Miss Frances lived up to her billing, but she handed the three of them patched shirts and two pair of pants. She told Sulli if Mr. Finney hired her, she’d find a decent dress. In her own way Miss Frances had a kind heart but no backtalk, no laziness.
As the three walked back in the darkness, Ard walking halfway with them, Ralston asked, “How many slaves here?”
“Royal Oak doesn’t have slaves. Mr. Finney says they’re worthless. Cost too much. He’ll give you a wage, a place to live. If you want to eat with us, Miss Frances is a fine cook, you pay three dollars a month for food and Miss Frances doesn’t stint on food. You have to make your own breakfast. Mr. Finney is a demanding man. Do what he tells you. Even if he cusses you like a dog, do what he tells you. For that matter, do what I tell you.”

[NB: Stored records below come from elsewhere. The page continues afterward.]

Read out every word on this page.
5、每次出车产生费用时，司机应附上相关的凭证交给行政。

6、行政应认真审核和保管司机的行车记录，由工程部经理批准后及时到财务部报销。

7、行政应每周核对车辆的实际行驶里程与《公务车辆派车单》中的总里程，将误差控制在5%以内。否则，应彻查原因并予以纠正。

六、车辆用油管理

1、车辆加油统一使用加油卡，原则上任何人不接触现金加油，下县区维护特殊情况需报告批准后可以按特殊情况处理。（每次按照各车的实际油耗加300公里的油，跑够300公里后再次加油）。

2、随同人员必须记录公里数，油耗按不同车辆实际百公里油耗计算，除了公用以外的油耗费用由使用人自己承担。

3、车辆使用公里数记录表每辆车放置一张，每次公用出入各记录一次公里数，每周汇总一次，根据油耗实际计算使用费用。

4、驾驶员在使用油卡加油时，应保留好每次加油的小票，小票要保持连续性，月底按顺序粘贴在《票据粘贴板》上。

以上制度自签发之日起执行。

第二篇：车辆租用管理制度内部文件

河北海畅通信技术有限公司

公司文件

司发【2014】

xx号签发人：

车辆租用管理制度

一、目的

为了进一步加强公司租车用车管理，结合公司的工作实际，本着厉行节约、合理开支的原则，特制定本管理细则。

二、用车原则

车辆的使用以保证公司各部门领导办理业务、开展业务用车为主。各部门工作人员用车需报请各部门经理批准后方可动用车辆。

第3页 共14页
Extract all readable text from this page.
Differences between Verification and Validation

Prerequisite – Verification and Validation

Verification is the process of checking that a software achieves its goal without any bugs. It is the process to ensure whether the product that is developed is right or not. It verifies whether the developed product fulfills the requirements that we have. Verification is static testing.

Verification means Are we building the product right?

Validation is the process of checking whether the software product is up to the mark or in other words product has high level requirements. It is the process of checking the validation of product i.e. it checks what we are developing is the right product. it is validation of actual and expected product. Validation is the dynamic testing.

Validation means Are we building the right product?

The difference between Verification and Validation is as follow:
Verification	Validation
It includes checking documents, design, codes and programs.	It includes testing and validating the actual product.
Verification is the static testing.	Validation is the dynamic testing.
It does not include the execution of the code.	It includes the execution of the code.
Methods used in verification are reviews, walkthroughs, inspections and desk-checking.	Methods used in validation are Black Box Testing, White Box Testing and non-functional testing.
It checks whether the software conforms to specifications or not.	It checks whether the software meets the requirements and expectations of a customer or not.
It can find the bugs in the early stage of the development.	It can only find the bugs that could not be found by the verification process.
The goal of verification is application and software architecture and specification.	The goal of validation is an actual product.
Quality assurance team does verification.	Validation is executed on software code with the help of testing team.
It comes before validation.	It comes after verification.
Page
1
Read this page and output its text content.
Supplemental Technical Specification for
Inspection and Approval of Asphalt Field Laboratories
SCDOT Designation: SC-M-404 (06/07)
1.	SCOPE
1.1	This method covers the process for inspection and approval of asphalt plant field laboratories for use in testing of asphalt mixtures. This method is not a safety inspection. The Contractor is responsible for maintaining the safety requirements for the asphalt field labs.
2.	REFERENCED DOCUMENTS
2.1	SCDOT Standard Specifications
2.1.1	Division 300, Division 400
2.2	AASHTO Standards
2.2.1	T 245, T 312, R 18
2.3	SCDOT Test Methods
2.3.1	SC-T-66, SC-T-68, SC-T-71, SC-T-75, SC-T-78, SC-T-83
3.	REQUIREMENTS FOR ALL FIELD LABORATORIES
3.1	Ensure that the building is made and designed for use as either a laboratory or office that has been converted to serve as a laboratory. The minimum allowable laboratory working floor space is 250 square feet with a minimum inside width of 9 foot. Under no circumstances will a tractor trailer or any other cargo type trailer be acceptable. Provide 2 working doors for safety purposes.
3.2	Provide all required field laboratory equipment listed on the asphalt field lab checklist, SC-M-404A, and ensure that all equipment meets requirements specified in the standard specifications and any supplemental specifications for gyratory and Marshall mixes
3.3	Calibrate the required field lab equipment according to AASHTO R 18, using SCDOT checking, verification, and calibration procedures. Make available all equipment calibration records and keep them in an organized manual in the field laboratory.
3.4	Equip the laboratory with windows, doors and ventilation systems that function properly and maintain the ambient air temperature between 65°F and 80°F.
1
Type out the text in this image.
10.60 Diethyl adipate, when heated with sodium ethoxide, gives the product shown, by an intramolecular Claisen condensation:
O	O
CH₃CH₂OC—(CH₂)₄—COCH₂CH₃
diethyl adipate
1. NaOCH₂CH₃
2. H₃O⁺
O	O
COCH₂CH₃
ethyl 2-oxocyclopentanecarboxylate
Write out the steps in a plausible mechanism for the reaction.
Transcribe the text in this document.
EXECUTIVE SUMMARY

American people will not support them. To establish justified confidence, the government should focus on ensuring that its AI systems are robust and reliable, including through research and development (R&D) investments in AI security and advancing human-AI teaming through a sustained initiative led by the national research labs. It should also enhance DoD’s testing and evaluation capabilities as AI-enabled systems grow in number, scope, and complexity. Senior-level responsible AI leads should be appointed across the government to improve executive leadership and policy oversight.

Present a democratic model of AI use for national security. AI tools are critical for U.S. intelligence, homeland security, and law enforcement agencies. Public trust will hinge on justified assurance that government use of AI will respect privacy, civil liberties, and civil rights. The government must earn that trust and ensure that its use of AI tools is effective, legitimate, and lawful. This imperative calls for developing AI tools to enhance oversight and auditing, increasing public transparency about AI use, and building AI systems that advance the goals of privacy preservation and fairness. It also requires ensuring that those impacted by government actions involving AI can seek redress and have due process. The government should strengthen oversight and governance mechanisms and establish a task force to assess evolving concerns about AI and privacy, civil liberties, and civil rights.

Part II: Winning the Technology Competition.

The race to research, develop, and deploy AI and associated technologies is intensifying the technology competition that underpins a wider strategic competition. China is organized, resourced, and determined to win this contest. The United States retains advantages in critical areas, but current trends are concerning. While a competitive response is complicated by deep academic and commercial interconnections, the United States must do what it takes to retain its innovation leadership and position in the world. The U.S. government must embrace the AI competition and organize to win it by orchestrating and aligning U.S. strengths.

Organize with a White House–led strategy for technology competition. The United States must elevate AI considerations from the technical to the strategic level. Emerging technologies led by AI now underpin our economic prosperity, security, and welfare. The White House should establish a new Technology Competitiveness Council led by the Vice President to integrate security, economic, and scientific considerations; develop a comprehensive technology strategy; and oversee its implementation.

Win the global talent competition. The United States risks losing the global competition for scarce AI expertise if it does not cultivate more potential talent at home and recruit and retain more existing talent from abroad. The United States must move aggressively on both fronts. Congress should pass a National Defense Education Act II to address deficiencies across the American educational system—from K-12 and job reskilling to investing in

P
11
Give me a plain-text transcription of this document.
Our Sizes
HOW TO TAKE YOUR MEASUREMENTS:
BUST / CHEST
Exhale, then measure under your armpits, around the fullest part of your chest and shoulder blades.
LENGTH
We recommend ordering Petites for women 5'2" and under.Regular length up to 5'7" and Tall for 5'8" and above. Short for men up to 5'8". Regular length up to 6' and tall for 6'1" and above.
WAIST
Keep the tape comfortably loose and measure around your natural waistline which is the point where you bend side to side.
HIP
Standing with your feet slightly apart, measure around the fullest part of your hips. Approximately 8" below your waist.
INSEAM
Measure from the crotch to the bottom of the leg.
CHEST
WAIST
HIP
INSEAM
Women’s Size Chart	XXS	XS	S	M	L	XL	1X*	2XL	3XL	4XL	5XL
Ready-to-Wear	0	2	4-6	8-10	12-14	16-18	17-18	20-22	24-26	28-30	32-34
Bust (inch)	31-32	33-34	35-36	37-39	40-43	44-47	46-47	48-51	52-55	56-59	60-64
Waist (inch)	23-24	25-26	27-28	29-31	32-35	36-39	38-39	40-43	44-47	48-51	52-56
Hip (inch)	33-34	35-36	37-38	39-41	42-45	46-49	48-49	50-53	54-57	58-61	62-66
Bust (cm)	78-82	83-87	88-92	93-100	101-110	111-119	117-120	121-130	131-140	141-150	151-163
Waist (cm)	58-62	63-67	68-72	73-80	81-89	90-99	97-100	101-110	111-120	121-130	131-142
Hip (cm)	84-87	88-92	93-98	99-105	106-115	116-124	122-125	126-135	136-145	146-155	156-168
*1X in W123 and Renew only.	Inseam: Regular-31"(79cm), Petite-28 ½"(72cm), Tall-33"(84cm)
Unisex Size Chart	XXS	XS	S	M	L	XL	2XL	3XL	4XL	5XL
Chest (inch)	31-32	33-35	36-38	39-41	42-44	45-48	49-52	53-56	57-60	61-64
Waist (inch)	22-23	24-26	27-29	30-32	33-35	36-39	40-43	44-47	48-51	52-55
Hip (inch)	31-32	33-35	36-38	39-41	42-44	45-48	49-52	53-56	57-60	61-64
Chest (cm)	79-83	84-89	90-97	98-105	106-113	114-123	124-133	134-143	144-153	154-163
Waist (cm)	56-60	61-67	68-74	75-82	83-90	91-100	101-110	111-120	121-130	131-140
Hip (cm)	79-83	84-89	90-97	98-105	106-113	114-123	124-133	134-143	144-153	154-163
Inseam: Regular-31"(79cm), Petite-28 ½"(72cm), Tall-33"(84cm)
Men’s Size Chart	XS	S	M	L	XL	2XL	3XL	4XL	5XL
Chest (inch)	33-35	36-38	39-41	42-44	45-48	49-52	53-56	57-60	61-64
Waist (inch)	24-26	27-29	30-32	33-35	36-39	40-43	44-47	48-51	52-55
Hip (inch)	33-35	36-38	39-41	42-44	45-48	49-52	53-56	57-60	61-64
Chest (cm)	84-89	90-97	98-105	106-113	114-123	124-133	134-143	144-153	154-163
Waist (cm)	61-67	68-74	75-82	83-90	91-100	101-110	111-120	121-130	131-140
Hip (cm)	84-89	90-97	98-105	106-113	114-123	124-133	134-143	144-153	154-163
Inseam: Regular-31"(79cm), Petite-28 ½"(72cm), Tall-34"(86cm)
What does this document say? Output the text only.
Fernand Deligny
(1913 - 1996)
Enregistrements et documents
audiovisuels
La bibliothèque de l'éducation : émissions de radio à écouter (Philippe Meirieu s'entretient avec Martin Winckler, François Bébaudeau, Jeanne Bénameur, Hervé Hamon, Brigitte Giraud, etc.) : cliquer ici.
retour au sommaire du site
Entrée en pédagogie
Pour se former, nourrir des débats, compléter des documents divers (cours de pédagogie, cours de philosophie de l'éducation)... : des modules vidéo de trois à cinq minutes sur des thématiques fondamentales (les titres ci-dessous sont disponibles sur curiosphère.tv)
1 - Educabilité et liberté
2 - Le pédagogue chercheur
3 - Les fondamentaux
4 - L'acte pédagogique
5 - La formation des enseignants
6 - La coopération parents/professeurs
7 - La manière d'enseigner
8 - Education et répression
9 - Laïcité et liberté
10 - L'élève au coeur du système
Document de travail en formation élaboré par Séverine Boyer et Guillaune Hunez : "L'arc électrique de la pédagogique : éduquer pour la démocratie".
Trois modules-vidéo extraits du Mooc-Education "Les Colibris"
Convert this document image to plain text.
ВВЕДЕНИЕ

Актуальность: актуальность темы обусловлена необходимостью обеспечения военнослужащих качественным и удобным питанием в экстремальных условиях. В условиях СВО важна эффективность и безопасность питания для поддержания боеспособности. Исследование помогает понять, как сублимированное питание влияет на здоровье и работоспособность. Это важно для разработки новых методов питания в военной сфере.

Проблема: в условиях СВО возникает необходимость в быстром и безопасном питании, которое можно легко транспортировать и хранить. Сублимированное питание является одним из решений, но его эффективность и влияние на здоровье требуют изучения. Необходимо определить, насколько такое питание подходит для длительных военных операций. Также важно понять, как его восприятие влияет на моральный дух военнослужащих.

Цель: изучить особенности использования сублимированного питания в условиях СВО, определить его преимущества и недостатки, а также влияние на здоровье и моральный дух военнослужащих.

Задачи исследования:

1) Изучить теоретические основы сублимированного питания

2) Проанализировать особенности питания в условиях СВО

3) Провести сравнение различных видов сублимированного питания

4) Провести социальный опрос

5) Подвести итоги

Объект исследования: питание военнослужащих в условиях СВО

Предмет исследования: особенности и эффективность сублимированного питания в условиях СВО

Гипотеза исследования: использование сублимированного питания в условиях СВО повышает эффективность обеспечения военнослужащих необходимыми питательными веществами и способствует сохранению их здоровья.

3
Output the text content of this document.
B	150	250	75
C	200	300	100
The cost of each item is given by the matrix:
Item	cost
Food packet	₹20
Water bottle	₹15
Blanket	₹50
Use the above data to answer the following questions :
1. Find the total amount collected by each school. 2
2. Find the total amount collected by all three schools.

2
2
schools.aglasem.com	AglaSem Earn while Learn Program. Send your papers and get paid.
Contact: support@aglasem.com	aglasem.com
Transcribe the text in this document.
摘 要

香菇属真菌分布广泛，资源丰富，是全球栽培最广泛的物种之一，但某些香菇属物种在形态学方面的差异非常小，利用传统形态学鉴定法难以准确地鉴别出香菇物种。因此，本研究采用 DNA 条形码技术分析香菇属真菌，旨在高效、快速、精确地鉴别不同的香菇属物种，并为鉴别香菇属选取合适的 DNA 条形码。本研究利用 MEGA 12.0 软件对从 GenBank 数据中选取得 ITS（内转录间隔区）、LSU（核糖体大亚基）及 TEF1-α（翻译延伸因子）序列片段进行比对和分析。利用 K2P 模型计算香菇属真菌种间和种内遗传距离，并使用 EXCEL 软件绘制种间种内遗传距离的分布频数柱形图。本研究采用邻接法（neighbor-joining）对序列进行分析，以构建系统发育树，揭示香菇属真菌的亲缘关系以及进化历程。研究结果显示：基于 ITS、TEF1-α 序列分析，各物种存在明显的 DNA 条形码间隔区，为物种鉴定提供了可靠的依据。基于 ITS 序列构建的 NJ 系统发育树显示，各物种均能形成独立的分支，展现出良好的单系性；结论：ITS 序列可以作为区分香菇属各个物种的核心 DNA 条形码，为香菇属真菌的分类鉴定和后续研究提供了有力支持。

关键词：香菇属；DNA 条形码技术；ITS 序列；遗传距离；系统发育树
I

“Yes, Mr. Elgin.” They all three replied nearly in unison.
“Dawn. Be at the stables. Sulli, Miss Frances will be coming to the bunkhouse kitchen. Best you meet her there.”
“Yes, sir.”
Back at the cabin, warm now, for there would be a frost tonight, William and Sulli went outside in the cold to wash each other. Ralston climbed up in the bunk, a straw pallet on top. Felt good. He took off his clothes, pulled the blanket up, happy for his small comforts. He knew not to trust William, who had proven to be a liar, out for himself. As for Sulli, well, she wasn’t his worry. He liked her. Thought she deserved better. He would work hard. He would make good. He was a free man and he would stay a free man.
The fates played games with people. Sometimes they were cruel, sometimes kind. But no matter what they did, how they rolled the dice, Ralston was free.